# Prove that if f(a) = 0, then f(x) = (x-a)g(x)

1. Sep 26, 2009

### nietzsche

1. The problem statement, all variables and given/known data

Prove that if f(a) = 0, then f(x) = (x-a)g(x) where f and g are polynomial functions.

2. Relevant equations

$$x^n-a^n = (x-a)h_n(x)$$
where hn(x) is a polynomial function.

3. The attempt at a solution
\begin{align*} f(x) &= f(x) - f(a)\\ f(x) &= [\lambda_n x^n + \lambda_{n-1} x^{n-1} + ... + \lambda_1 x + \lambda_0] - [\lambda_n a^n + \lambda_{n-1} a^{n-1} + ... + \lambda_1 a + \lambda_0]\\ f(x) &= \lambda_n (x^n-a^n) + \lambda_{n-1} (x^{n-1} - a^{n-1}) +...+ \lambda_1(x-a)+(\lambda_0 - \lambda_0)\\ f(x) &= \lambda_n (x-a)h_n(x) + \lambda_{n-1} (x - a)h_{n-1}(x) +...+ \lambda_1(x-a)\\ f(x) &= (x-a)g(x) \end{align*} where  g(x) = \lambda_nh_n(x) + \lambda_{n-1}h_{n-1}(x) +...+ \lambda_1

Now, I think what I've done here is valid.

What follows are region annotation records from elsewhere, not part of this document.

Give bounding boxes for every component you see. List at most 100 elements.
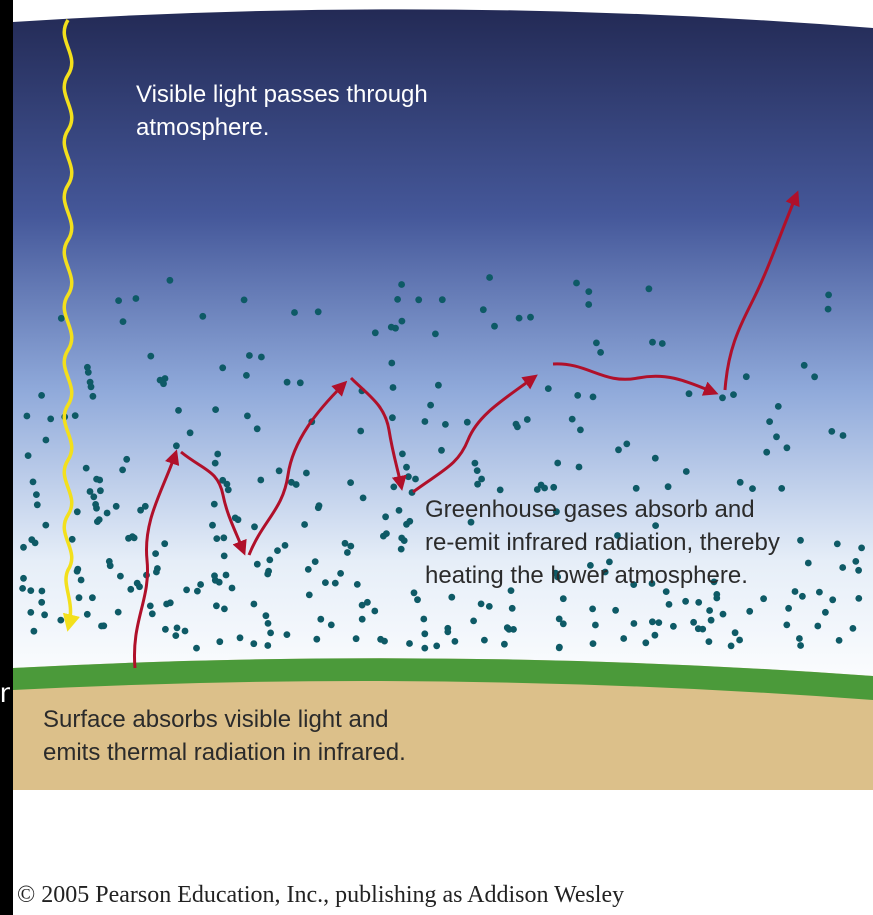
gas-molecule (114, 608, 122, 616)
gas-molecule (20, 543, 27, 551)
gas-molecule (398, 534, 406, 542)
gas-molecule (212, 406, 220, 413)
gas-molecule (533, 486, 541, 493)
gas-molecule (523, 416, 531, 423)
gas-molecule (555, 615, 563, 623)
gas-molecule (742, 373, 750, 381)
gas-molecule (123, 455, 131, 463)
gas-molecule (371, 329, 379, 337)
gas-molecule (593, 339, 600, 347)
gas-molecule (412, 475, 419, 483)
gas-molecule (266, 556, 274, 564)
gas-molecule (211, 576, 219, 584)
gas-molecule (438, 296, 446, 304)
gas-molecule (20, 574, 27, 582)
gas-molecule (421, 630, 429, 638)
gas-molecule (341, 539, 349, 547)
gas-molecule (690, 618, 697, 626)
gas-molecule (74, 565, 82, 573)
ground (13, 658, 873, 790)
gas-molecule (486, 274, 493, 281)
gas-molecule (38, 587, 46, 595)
gas-molecule (38, 392, 45, 399)
gas-molecule (33, 501, 41, 509)
gas-molecule (799, 592, 806, 600)
gas-molecule (214, 450, 222, 458)
gas-molecule (648, 580, 656, 587)
visible-light-ray (62, 19, 80, 632)
gas-molecule (448, 593, 456, 601)
gas-molecule (42, 436, 50, 444)
gas-molecule (96, 476, 104, 484)
gas-molecule (258, 353, 265, 361)
gas-molecule (658, 340, 666, 347)
gas-molecule (19, 585, 26, 592)
gas-molecule (791, 588, 799, 595)
gas-molecule (589, 640, 597, 647)
gas-molecule (224, 486, 232, 494)
gas-molecule (30, 627, 38, 635)
gas-molecule (665, 601, 673, 608)
gas-molecule (612, 606, 619, 614)
gas-molecule (213, 535, 221, 542)
gas-molecule (699, 625, 707, 633)
gas-molecule (553, 508, 560, 516)
gas-molecule (246, 352, 253, 359)
gas-molecule (57, 314, 65, 322)
gas-molecule (474, 480, 481, 488)
gas-molecule (421, 644, 429, 652)
gas-molecule (852, 558, 860, 565)
gas-molecule (244, 412, 251, 420)
gas-molecule (221, 605, 228, 613)
gas-molecule (585, 288, 593, 295)
gas-molecule (839, 432, 847, 439)
gas-molecule (630, 620, 638, 627)
gas-molecule (414, 596, 421, 604)
gas-molecule (467, 518, 475, 526)
gas-molecule (760, 595, 767, 603)
gas-molecule (359, 494, 367, 502)
gas-molecule (380, 532, 387, 540)
gas-molecule (394, 296, 401, 303)
gas-molecule (181, 627, 189, 635)
gas-molecule (382, 513, 389, 521)
gas-molecule (364, 598, 371, 606)
gas-molecule (166, 276, 174, 284)
gas-molecule (75, 594, 83, 602)
gas-molecule (398, 281, 405, 288)
gas-molecule (766, 418, 773, 425)
gas-molecule (682, 597, 689, 605)
gas-molecule (314, 308, 322, 316)
gas-molecule (410, 589, 418, 597)
gas-molecule (314, 504, 322, 512)
gas-molecule (331, 579, 339, 587)
gas-molecule (240, 296, 248, 304)
gas-molecule (68, 535, 76, 543)
gas-molecule (183, 586, 191, 594)
gas-molecule (632, 484, 640, 492)
gas-molecule (575, 463, 583, 471)
gas-molecule (405, 473, 412, 481)
gas-molecule (194, 587, 201, 595)
gas-molecule (322, 579, 329, 586)
gas-molecule (433, 642, 441, 650)
gas-molecule (550, 483, 558, 491)
gas-molecule (267, 629, 274, 637)
gas-molecule (785, 604, 792, 612)
gas-molecule (589, 605, 596, 613)
gas-molecule (344, 549, 351, 556)
infrared-arrow-1 (132, 449, 180, 669)
gas-molecule (301, 521, 308, 528)
gas-molecule (262, 612, 270, 620)
gas-molecule (630, 581, 638, 588)
gas-molecule (825, 291, 832, 299)
gas-molecule (83, 610, 91, 618)
gas-molecule (463, 418, 471, 426)
gas-molecule (173, 624, 181, 632)
gas-molecule (199, 312, 207, 320)
gas-molecule (250, 640, 258, 648)
gas-molecule (730, 391, 737, 398)
gas-molecule (112, 502, 120, 510)
gas-molecule (398, 317, 406, 325)
gas-molecule (811, 373, 818, 381)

But I assumed that the relevant equation that I posted is true, which (I think) it is. Can someone tell me if this is an acceptable proof?

Thanks.

Last edited: Sep 26, 2009
2. Sep 26, 2009

### lurflurf

Is f a polynomial?
That is not true in general.
or do you mean in some limit?
consider
f=exp(x)-1
for a polynomial first prove
f(x)=f(a)+(x-a)g(x)

3. Sep 26, 2009

### nietzsche

right, sorry, f is a polynomial. it was the second part of a question, so they had already mentioned that f is a polynomial in the previous part. i'll fix it.

4. Sep 26, 2009

### aPhilosopher

This is correct assuming that you are allowed to use your assumed relevant equation. Did you get it from your book or from somewhere else? If you got it somewhere else, you might want to prove it just to be on the safe side. It's not too difficult.